Daraufhin beantragte die Prozessbevollmächtigte mit Schriftsatz vom 29. März 2004 Wiedereinsetzung in den vorigen Stand. Gleichzeitig begründete sie die Revision. Zur Begründung des Wiedereinsetzungsantrags trug sie vor, im Fristenbuch des mit dem Rechtsstreit betrauten Steuerberaters sei die Revisionsbegründung mit der Frist vom 26. Februar 2004 vorterminiert worden. Gleichzeitig sei als Fristablauf der 15. März 2004 notiert worden. Krankheitsbedingt sei der Sachbearbeiter erst am 15. März 2004 wieder in der Kanzlei gewesen und habe den Antrag auf Fristverlängerung zur Begründung der Revision gestellt. Dieser Antrag sei per Telefax vorab versandt worden. Der Sachbearbeiter habe das Sekretariat angewiesen, dass der Antrag auf Fristverlängerung unbedingt noch am 15. März 2004 per Telefax übersandt werden müsse. Auf Grund eines Versehens im Sekretariat sei das Telefax jedoch erst am 16. März 2004 versandt worden.
Entscheidungsgründe
Die Revision ist unzulässig.
Nach § 120 Abs. 2 der Finanzgerichtsordnung (FGO) ist die Revision innerhalb von zwei Monaten nach Zustellung des vollständigen Urteils zu begründen. Die Frist ist im Streitfall versäumt worden.

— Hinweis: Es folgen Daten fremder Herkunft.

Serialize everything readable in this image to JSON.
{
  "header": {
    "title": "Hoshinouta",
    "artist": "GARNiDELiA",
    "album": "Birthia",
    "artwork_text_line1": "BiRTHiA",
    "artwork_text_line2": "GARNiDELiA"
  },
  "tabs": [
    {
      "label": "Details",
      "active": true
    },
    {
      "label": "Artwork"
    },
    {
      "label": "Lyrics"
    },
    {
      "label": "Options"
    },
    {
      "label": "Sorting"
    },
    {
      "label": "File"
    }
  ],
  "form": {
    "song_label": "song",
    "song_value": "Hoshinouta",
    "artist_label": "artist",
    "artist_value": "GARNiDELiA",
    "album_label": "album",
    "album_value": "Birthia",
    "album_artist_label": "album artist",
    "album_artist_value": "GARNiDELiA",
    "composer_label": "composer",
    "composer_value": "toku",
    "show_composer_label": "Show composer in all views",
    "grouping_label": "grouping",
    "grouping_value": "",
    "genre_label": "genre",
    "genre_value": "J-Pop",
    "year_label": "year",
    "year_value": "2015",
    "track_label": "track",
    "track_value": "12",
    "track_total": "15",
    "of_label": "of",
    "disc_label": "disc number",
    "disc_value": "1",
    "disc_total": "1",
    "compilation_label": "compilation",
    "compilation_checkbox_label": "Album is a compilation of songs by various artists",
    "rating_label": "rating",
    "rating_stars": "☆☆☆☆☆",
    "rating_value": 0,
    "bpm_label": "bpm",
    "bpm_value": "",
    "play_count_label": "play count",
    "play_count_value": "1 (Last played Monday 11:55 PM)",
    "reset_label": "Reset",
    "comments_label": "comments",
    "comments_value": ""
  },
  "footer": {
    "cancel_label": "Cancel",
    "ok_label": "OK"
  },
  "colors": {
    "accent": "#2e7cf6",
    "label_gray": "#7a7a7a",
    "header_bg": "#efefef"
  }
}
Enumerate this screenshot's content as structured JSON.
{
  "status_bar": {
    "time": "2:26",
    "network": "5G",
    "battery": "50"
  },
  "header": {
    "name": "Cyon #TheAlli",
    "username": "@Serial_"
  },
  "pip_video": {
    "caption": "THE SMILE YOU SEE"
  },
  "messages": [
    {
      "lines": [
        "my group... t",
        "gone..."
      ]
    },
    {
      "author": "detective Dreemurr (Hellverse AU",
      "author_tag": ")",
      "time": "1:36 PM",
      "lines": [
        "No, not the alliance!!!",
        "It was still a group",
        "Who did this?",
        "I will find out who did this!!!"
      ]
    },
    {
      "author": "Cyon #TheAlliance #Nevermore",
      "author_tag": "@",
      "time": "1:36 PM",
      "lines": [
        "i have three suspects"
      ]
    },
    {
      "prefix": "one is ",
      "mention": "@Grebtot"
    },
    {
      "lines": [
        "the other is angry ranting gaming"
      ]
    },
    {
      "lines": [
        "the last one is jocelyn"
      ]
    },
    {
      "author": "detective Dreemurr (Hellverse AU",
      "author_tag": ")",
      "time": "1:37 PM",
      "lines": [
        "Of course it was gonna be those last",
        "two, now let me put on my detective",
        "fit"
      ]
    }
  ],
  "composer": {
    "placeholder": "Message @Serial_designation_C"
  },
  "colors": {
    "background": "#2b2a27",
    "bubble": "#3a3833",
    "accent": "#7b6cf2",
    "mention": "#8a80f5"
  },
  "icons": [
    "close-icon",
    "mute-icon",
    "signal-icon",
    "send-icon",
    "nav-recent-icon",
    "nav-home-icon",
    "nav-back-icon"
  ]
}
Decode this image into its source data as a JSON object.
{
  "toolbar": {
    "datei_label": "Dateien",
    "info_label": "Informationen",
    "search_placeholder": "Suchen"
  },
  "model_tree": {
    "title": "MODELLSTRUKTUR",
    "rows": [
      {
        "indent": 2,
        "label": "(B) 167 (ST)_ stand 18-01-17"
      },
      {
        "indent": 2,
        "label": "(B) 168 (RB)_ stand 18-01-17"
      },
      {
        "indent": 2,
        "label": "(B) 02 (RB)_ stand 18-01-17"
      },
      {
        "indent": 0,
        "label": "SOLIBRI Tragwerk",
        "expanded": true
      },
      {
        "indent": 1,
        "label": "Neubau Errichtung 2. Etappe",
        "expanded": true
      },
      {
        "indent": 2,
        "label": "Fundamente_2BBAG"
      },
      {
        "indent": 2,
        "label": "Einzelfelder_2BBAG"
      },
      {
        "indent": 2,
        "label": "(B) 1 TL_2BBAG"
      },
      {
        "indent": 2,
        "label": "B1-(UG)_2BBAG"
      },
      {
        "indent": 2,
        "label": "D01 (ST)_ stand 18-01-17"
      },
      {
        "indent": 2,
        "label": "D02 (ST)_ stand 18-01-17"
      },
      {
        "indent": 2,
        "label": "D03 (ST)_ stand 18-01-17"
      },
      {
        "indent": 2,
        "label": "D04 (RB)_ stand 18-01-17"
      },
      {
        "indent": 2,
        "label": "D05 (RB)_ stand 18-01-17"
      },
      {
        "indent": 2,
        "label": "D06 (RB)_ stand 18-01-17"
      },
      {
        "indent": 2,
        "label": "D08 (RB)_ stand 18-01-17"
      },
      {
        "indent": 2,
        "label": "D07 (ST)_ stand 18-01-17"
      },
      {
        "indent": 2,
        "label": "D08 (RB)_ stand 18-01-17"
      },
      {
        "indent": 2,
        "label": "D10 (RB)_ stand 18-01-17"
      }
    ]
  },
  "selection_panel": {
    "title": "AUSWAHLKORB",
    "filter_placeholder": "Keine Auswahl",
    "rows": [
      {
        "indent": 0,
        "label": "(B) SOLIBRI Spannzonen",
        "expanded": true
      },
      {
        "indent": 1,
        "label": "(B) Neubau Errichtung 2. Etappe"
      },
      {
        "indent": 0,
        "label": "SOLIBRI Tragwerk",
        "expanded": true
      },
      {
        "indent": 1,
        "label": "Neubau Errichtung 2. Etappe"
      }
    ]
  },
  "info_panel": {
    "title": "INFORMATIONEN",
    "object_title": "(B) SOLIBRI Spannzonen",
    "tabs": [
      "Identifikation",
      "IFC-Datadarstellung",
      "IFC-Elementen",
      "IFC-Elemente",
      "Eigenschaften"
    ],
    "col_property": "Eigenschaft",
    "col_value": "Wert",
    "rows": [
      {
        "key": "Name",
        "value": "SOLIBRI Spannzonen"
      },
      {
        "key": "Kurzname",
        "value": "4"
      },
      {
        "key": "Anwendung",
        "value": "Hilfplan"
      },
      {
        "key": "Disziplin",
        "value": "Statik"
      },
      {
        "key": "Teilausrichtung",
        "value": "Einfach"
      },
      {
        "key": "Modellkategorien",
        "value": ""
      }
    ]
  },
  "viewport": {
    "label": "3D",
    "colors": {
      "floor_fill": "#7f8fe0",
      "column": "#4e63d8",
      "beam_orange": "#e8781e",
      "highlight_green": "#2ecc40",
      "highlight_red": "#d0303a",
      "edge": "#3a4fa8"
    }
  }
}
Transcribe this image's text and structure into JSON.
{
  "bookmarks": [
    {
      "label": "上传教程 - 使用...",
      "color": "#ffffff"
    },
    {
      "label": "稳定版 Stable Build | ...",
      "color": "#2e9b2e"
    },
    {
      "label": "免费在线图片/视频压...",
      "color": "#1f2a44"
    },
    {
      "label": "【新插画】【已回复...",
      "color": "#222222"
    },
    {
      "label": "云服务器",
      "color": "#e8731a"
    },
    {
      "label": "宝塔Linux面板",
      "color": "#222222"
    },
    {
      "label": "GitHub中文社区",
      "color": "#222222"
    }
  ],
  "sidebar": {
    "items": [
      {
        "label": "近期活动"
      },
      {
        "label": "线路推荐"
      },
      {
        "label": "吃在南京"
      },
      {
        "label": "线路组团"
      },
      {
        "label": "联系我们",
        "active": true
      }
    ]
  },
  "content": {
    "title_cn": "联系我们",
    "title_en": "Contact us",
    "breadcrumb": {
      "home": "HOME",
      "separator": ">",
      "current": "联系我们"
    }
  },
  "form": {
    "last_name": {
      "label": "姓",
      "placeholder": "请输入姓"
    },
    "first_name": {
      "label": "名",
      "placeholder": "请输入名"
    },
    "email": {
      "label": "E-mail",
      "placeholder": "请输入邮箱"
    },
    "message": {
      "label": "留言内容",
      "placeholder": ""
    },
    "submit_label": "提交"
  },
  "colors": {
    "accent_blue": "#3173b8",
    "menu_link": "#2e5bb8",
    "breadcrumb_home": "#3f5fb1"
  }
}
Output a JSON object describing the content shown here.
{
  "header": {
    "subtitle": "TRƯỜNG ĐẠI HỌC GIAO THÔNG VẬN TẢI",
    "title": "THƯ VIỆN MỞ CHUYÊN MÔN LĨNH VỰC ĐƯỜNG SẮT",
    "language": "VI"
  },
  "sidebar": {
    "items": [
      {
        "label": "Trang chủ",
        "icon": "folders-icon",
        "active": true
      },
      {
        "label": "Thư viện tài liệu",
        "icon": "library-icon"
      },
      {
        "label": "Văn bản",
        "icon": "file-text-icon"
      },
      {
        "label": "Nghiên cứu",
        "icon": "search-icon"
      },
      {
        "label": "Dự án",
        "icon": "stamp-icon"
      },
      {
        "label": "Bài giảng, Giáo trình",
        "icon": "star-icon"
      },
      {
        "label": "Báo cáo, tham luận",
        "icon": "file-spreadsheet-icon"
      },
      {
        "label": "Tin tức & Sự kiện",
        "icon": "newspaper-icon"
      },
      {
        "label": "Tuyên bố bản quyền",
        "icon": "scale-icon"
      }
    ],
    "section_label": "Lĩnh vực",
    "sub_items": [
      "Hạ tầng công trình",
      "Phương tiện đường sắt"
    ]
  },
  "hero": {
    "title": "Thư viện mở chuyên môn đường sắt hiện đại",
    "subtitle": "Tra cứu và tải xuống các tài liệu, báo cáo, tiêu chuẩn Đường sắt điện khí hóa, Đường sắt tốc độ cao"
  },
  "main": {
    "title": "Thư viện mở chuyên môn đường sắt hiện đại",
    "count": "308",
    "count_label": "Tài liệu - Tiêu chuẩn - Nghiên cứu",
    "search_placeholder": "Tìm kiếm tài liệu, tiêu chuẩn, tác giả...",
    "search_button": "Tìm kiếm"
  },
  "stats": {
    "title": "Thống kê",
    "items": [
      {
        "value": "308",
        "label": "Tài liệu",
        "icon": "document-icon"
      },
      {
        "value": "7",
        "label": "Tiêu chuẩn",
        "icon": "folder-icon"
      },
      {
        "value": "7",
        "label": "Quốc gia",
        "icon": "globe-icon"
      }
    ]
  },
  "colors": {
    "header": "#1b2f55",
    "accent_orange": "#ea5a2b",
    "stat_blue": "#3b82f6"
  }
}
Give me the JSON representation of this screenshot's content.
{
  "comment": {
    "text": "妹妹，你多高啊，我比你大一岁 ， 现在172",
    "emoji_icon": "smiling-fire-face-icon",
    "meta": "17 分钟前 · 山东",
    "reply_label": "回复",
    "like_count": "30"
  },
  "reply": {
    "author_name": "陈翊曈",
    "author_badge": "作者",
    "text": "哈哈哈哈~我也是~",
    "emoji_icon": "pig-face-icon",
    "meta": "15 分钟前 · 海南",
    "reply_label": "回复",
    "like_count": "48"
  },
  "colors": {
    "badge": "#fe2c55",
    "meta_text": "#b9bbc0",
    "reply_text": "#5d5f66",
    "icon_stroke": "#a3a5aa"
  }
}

Den Klägern kann wegen der Versäumung der Revisionsbegründungsfrist Wiedereinsetzung in den vorigen Stand (§ 56 FGO) nicht gewährt werden. Sie haben innerhalb der Zweiwochenfrist des § 56 Abs. 2 FGO keine Tatsachen vorgetragen, die den ausreichend sicheren Schluss zuließen, dass ihre Prozessbevollmächtigte an der Fristversäumnis kein Verschulden trifft. Beruft sich ein Angehöriger der rechts- und steuerberatenden Berufe --wie im Streitfall-- auf ein "Büroversehen", so muss er u.a. darlegen und glaubhaft machen, durch wessen Verschulden die Frist versäumt worden ist (Gräber/Koch, Finanzgerichtsordnung, 5. Aufl., § 56 Rz. 36; Söhn in Hübschmann/Hepp/Spitaler, Abgabenordnung-Finanzgerichtsordnung, § 110 AO 1977 Rz. 92a unter Hinweis auf BFH-Beschlüsse vom 1. März 1989 X R 198/87, BFH/NV 1989, 711, und vom 14. Dezember 1994 X R 176/93, BFH/NV 1995, 798). Das ist im Streitfall nicht geschehen. Die Prozessbevollmächtigte hat lediglich vorgetragen, es handle sich um einen Fehler des "Sekretariats" bzw. (im Schriftsatz vom 17. Juni 2004) der Sekretärin des Sachbearbeiters. Damit ist die Person, der der Fehler unterlaufen ist, nicht benannt. Erst Recht fehlt es an der in § 56 Abs. 2 Satz 2 FGO geforderten Glaubhaftmachung des vorgetragenen Sachverhalts - etwa in Form einer eidesstattlichen Versicherung der betreffenden Mitarbeiterin. Gegenüber den wenig konkreten Behauptungen der Prozessbevollmächtigten lassen sich mehrere sehr viel wahrscheinlichere Geschehenshergänge denken, die auf ein Verschulden des Sachbearbeiters zurückzuführen wären. So kommt u.a. in Betracht, dass der Fristverlängerungsantrag das Sekretariat erst am 16. März 2004 erreichte oder dass er das Sekretariat zwar rechtzeitig erreichte, dass aber für die Mitarbeiterin die Notwendigkeit der Versendung per Telefax am 15. März 2004 nicht erkennbar war. Hätte es sich hingegen so zugetragen, wie die Prozessbevollmächtigte der Kläger behauptet, hätte der Mitarbeiterin bei Versendung des Telefax am 16. März 2004 auffallen müssen, dass sie dem Auftrag zur sofortigen Versendung am Vortag versehentlich nicht nachgekommen war. Es hätte dann nahegelegen, sofort einen Antrag auf Wiedereinsetzung zu stellen.
Bleibt die Verschuldensfrage offen, ist das Wiedereinsetzungsbegehren abzulehnen (BFH-Beschluss vom 19. Januar 1993 X R 82/92, BFH/NV 1993, 611).